The threads are completely kernel-level things; the datablock contains no fields for any userlevel stuff (except pointer to process). When a trap/interrupt occurs from userspace, the ESP is set (by hardware) to the end (bottom) of the kernel threads stack, the entry-code allocates from stack an user_registers structure by pushing the registers, and passes a pointer as argument to whatever C function was registered with the trap.
On return to userspace, the registers are popped again from the stack, or a specially requested area; the initial user_registers can be anywhere in stack when the thread first enters userspace.

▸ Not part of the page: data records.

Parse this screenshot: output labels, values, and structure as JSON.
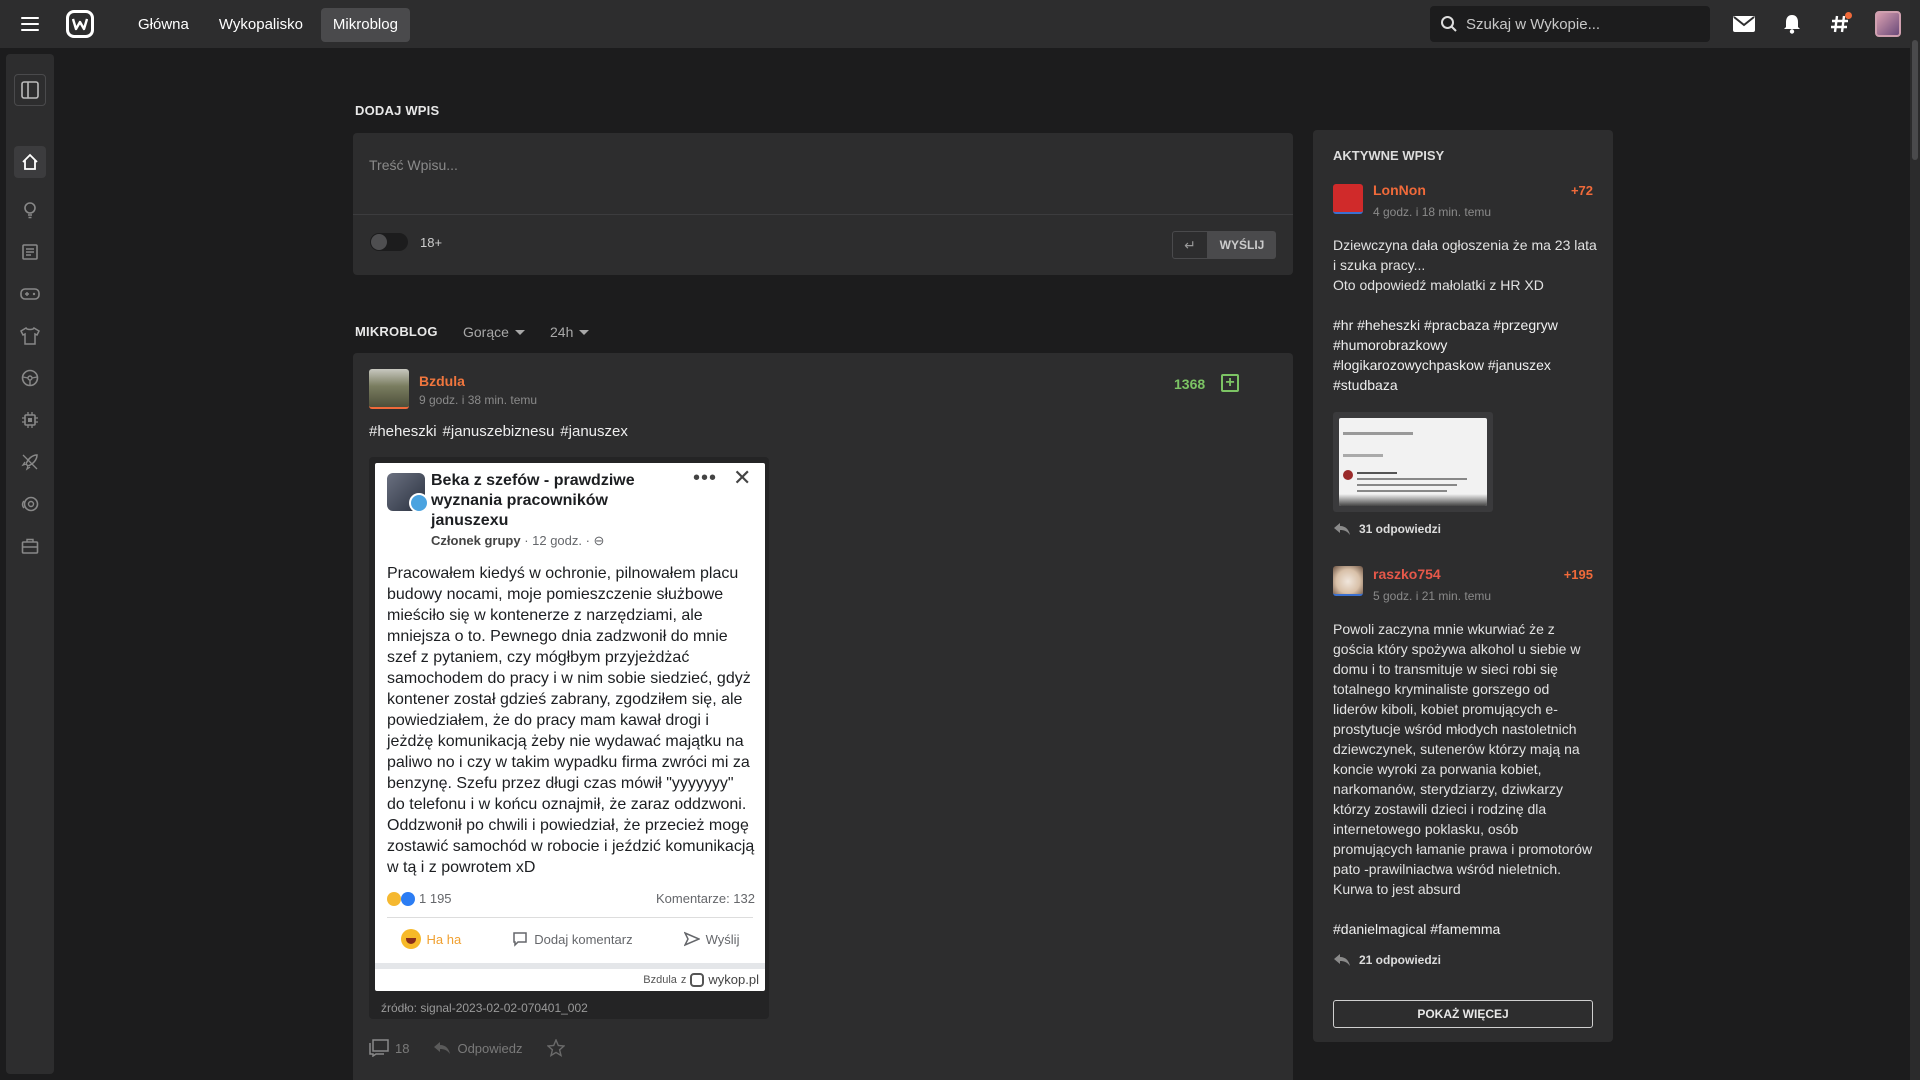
{
  "topbar": {
    "nav": [
      "Główna",
      "Wykopalisko",
      "Mikroblog"
    ],
    "active_nav": "Mikroblog",
    "search_placeholder": "Szukaj w Wykopie..."
  },
  "sidebar": {
    "icons": [
      "panel-toggle-icon",
      "home-icon",
      "lightbulb-icon",
      "news-icon",
      "gamepad-icon",
      "tshirt-icon",
      "steering-wheel-icon",
      "chip-icon",
      "rocket-icon",
      "coin-icon",
      "briefcase-icon"
    ]
  },
  "composer": {
    "section_title": "DODAJ WPIS",
    "placeholder": "Treść Wpisu...",
    "age_label": "18+",
    "send_label": "WYŚLIJ"
  },
  "feed": {
    "section_title": "MIKROBLOG",
    "sort_label": "Gorące",
    "period_label": "24h"
  },
  "post": {
    "author": "Bzdula",
    "time": "9 godz. i 38 min. temu",
    "votes": "1368",
    "tags": [
      "#heheszki",
      "#januszebiznesu",
      "#januszex"
    ],
    "embed": {
      "title": "Beka z szefów - prawdziwe wyznania pracowników januszexu",
      "subtitle_bold": "Członek grupy",
      "subtitle_rest": " · 12 godz. · ⊖",
      "text": "Pracowałem kiedyś w ochronie, pilnowałem placu budowy nocami, moje pomieszczenie służbowe mieściło się w kontenerze z narzędziami, ale mniejsza o to. Pewnego dnia zadzwonił do mnie szef z pytaniem, czy mógłbym przyjeżdżać samochodem do pracy i w nim sobie siedzieć, gdyż kontener został gdzieś zabrany, zgodziłem się, ale powiedziałem, że do pracy mam kawał drogi i jeżdżę komunikacją żeby nie wydawać majątku na paliwo no i czy w takim wypadku firma zwróci mi za benzynę. Szefu przez długi czas mówił \"yyyyyyy\" do telefonu i w końcu oznajmił, że zaraz oddzwoni. Oddzwonił po chwili i powiedział, że przecież mogę zostawić samochód w robocie i jeździć komunikacją w tą i z powrotem xD",
      "reactions": "1 195",
      "comments": "Komentarze: 132",
      "action_haha": "Ha ha",
      "action_comment": "Dodaj komentarz",
      "action_send": "Wyślij",
      "watermark_user": "Bzdula",
      "watermark_z": "z",
      "watermark_site": "wykop.pl",
      "source": "źródło: signal-2023-02-02-070401_002"
    },
    "comment_count": "18",
    "reply_label": "Odpowiedz"
  },
  "active": {
    "title": "AKTYWNE WPISY",
    "entries": [
      {
        "author": "LonNon",
        "author_color": "#f06a3a",
        "time": "4 godz. i 18 min. temu",
        "votes": "+72",
        "body": "Dziewczyna dała ogłoszenia że ma 23 lata i szuka pracy...\nOto odpowiedź małolatki z HR XD",
        "tags": "#hr #heheszki #pracbaza #przegryw #humorobrazkowy #logikarozowychpaskow #januszex #studbaza",
        "replies": "31 odpowiedzi"
      },
      {
        "author": "raszko754",
        "author_color": "#e6584a",
        "time": "5 godz. i 21 min. temu",
        "votes": "+195",
        "body": "Powoli zaczyna mnie wkurwiać że z gościa który spożywa alkohol u siebie w domu i to transmituje w sieci robi się totalnego kryminaliste gorszego od liderów kiboli, kobiet promujących e-prostytucje wśród młodych nastoletnich dziewczynek, sutenerów którzy mają na koncie wyroki za porwania kobiet, narkomanów, sterydziarzy, dziwkarzy którzy zostawili dzieci i rodzinę dla internetowego poklasku, osób promujących łamanie prawa i promotorów pato -prawilniactwa wśród nieletnich. Kurwa to jest absurd",
        "tags": "#danielmagical #famemma",
        "replies": "21 odpowiedzi"
      }
    ],
    "show_more": "POKAŻ WIĘCEJ"
  }
}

Thread datablocks are linked directly into queues, and queues themselves are basic doubly-linked lists. There are two types of queues: the general thread_queue type, and timer's internal queues. Each thread can be queued (at one time) in one normal queue, and one timer-queue. More of the timers later.

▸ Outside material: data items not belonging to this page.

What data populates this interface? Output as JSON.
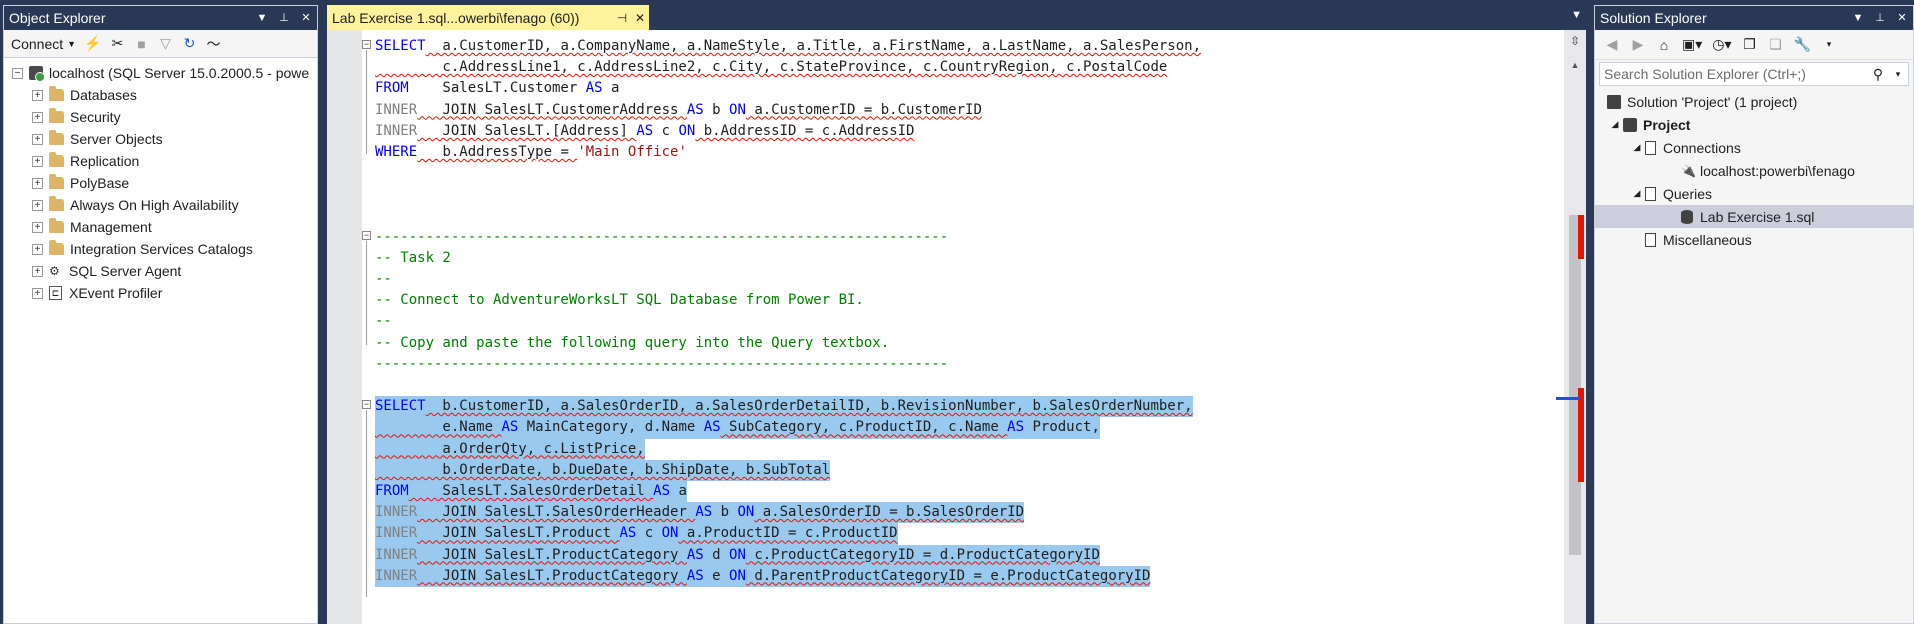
{
  "object_explorer": {
    "title": "Object Explorer",
    "toolbar": {
      "connect_label": "Connect"
    },
    "server_label": "localhost (SQL Server 15.0.2000.5 - powe",
    "nodes": [
      {
        "label": "Databases"
      },
      {
        "label": "Security"
      },
      {
        "label": "Server Objects"
      },
      {
        "label": "Replication"
      },
      {
        "label": "PolyBase"
      },
      {
        "label": "Always On High Availability"
      },
      {
        "label": "Management"
      },
      {
        "label": "Integration Services Catalogs"
      },
      {
        "label": "SQL Server Agent"
      },
      {
        "label": "XEvent Profiler"
      }
    ]
  },
  "editor": {
    "tab_title": "Lab Exercise 1.sql...owerbi\\fenago (60))",
    "code": {
      "l1": {
        "kw": "SELECT",
        "rest": "  a.CustomerID, a.CompanyName, a.NameStyle, a.Title, a.FirstName, a.LastName, a.SalesPerson,"
      },
      "l2": {
        "rest": "        c.AddressLine1, c.AddressLine2, c.City, c.StateProvince, c.CountryRegion, c.PostalCode"
      },
      "l3": {
        "kw": "FROM",
        "rest": "    SalesLT.Customer ",
        "kw2": "AS",
        "rest2": " a"
      },
      "l4": {
        "inner": "INNER",
        "rest": "   JOIN SalesLT.CustomerAddress ",
        "kw2": "AS",
        "rest2": " b ",
        "kw3": "ON",
        "rest3": " a.CustomerID = b.CustomerID"
      },
      "l5": {
        "inner": "INNER",
        "rest": "   JOIN SalesLT.[Address] ",
        "kw2": "AS",
        "rest2": " c ",
        "kw3": "ON",
        "rest3": " b.AddressID = c.AddressID"
      },
      "l6": {
        "kw": "WHERE",
        "rest": "   b.AddressType = ",
        "str": "'Main Office'"
      },
      "c1": "--------------------------------------------------------------------",
      "c2": "-- Task 2",
      "c3": "--",
      "c4": "-- Connect to AdventureWorksLT SQL Database from Power BI.",
      "c5": "--",
      "c6": "-- Copy and paste the following query into the Query textbox.",
      "c7": "--------------------------------------------------------------------",
      "q1": {
        "kw": "SELECT",
        "rest": "  b.CustomerID, a.SalesOrderID, a.SalesOrderDetailID, b.RevisionNumber, b.SalesOrderNumber,"
      },
      "q2": {
        "rest": "        e.Name ",
        "kw2": "AS",
        "rest2": " MainCategory, d.Name ",
        "kw3": "AS",
        "rest3": " SubCategory, c.ProductID, c.Name ",
        "kw4": "AS",
        "rest4": " Product,"
      },
      "q3": {
        "rest": "        a.OrderQty, c.ListPrice,"
      },
      "q4": {
        "rest": "        b.OrderDate, b.DueDate, b.ShipDate, b.SubTotal"
      },
      "q5": {
        "kw": "FROM",
        "rest": "    SalesLT.SalesOrderDetail ",
        "kw2": "AS",
        "rest2": " a"
      },
      "q6": {
        "inner": "INNER",
        "rest": "   JOIN SalesLT.SalesOrderHeader ",
        "kw2": "AS",
        "rest2": " b ",
        "kw3": "ON",
        "rest3": " a.SalesOrderID = b.SalesOrderID"
      },
      "q7": {
        "inner": "INNER",
        "rest": "   JOIN SalesLT.Product ",
        "kw2": "AS",
        "rest2": " c ",
        "kw3": "ON",
        "rest3": " a.ProductID = c.ProductID"
      },
      "q8": {
        "inner": "INNER",
        "rest": "   JOIN SalesLT.ProductCategory ",
        "kw2": "AS",
        "rest2": " d ",
        "kw3": "ON",
        "rest3": " c.ProductCategoryID = d.ProductCategoryID"
      },
      "q9": {
        "inner": "INNER",
        "rest": "   JOIN SalesLT.ProductCategory ",
        "kw2": "AS",
        "rest2": " e ",
        "kw3": "ON",
        "rest3": " d.ParentProductCategoryID = e.ProductCategoryID"
      }
    }
  },
  "solution_explorer": {
    "title": "Solution Explorer",
    "search_placeholder": "Search Solution Explorer (Ctrl+;)",
    "solution_label": "Solution 'Project' (1 project)",
    "project_label": "Project",
    "connections_label": "Connections",
    "connection_item": "localhost:powerbi\\fenago",
    "queries_label": "Queries",
    "query_item": "Lab Exercise 1.sql",
    "misc_label": "Miscellaneous"
  },
  "colors": {
    "chrome": "#293955",
    "active_tab": "#fff29d",
    "keyword": "#0000ff",
    "comment": "#008000",
    "string": "#a31515",
    "selection": "#99c9ef",
    "error_marker": "#e51400"
  }
}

Scheduler itself is basic FIFO priority scheduler; there's one thread_queue per priority level, and on scheduler_run(), the first thread from the highest-priority (non-empty) queue is removed from the queue, and it's stack switched to current. Scheduler keeps track of current threads with a array (one pointer per CPU). After switching stack, the (new) thread's status field is read, and returned as the result of the scheduler_run() call.

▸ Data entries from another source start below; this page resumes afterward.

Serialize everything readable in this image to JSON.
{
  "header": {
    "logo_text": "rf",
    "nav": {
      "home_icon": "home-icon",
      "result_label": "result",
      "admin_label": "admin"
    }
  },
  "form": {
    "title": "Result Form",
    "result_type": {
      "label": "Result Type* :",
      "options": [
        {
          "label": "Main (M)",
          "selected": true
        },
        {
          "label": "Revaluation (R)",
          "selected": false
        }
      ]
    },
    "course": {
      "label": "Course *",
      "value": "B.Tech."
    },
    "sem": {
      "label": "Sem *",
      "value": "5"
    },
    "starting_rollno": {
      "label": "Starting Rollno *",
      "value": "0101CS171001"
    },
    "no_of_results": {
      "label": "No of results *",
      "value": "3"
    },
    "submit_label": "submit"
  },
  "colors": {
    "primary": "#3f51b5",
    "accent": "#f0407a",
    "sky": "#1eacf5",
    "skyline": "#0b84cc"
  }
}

Similarly, semaphores contain a queue (could be extended to have priorities too, but I thought that's unnecessary), into which threads are inserted before calling scheduler_run(). Semaphores are the only thing (internally anyway) you can wait on. If one wants to wait for multiple objects, then those multiple objects can be redirected to post() on a single semaphore.
There are two complications to this basic model: interruptions and timers. The interruptions are simple: simply check if the thread is queued somewhere (in a wait-queue). If so, then the thread is removed from that queue, and inserted into the correct runqueue, and it's status is set to ERROR_INTERRUPTED.
Timers act the same but they are managed from timer interrupts. Each thread has a "fire time" (if the timer is active) and when the current "ticktime" is the same as the "fire time", the thread is interrupted (with ERROR_TIMER instead). A reschedule is forced if the priority is higher.
Now, by using double-linked list for the queues (no need for malloc though, because a threads is only in 1+1 queues), all operations are constant time, except timer interrupt handler. To make timer interrupt handling fast, there's a circular buffer of timer queues (currently 256). When a timer is set, the thread is put in timer_queue[fireoff % no_queues]. On each timer interrupt, ticktime is incremented, queue[ticktime % no_queues] is checked, and all threads with fireoff == ticktime are interrupted. The rest are simply skipped and left in the queue.
Now, while the above scheme does not make timer really constant time, it's quite efficient in any case. As long as all timers are shorter than no_queues * length_of_tick, the handler is linear in threads to be released! Obviously can't do better than that. For longer timers, we take a hit because we need to skip them, but at least they are distributed into the queues. This doesn't sound that great, but consider: my left of tick is 10ms -> with 256 queues, timers of less than 2.56 seconds cause no penalty!
I think I'm quite happy with this one. Oh, and sorry for the long post.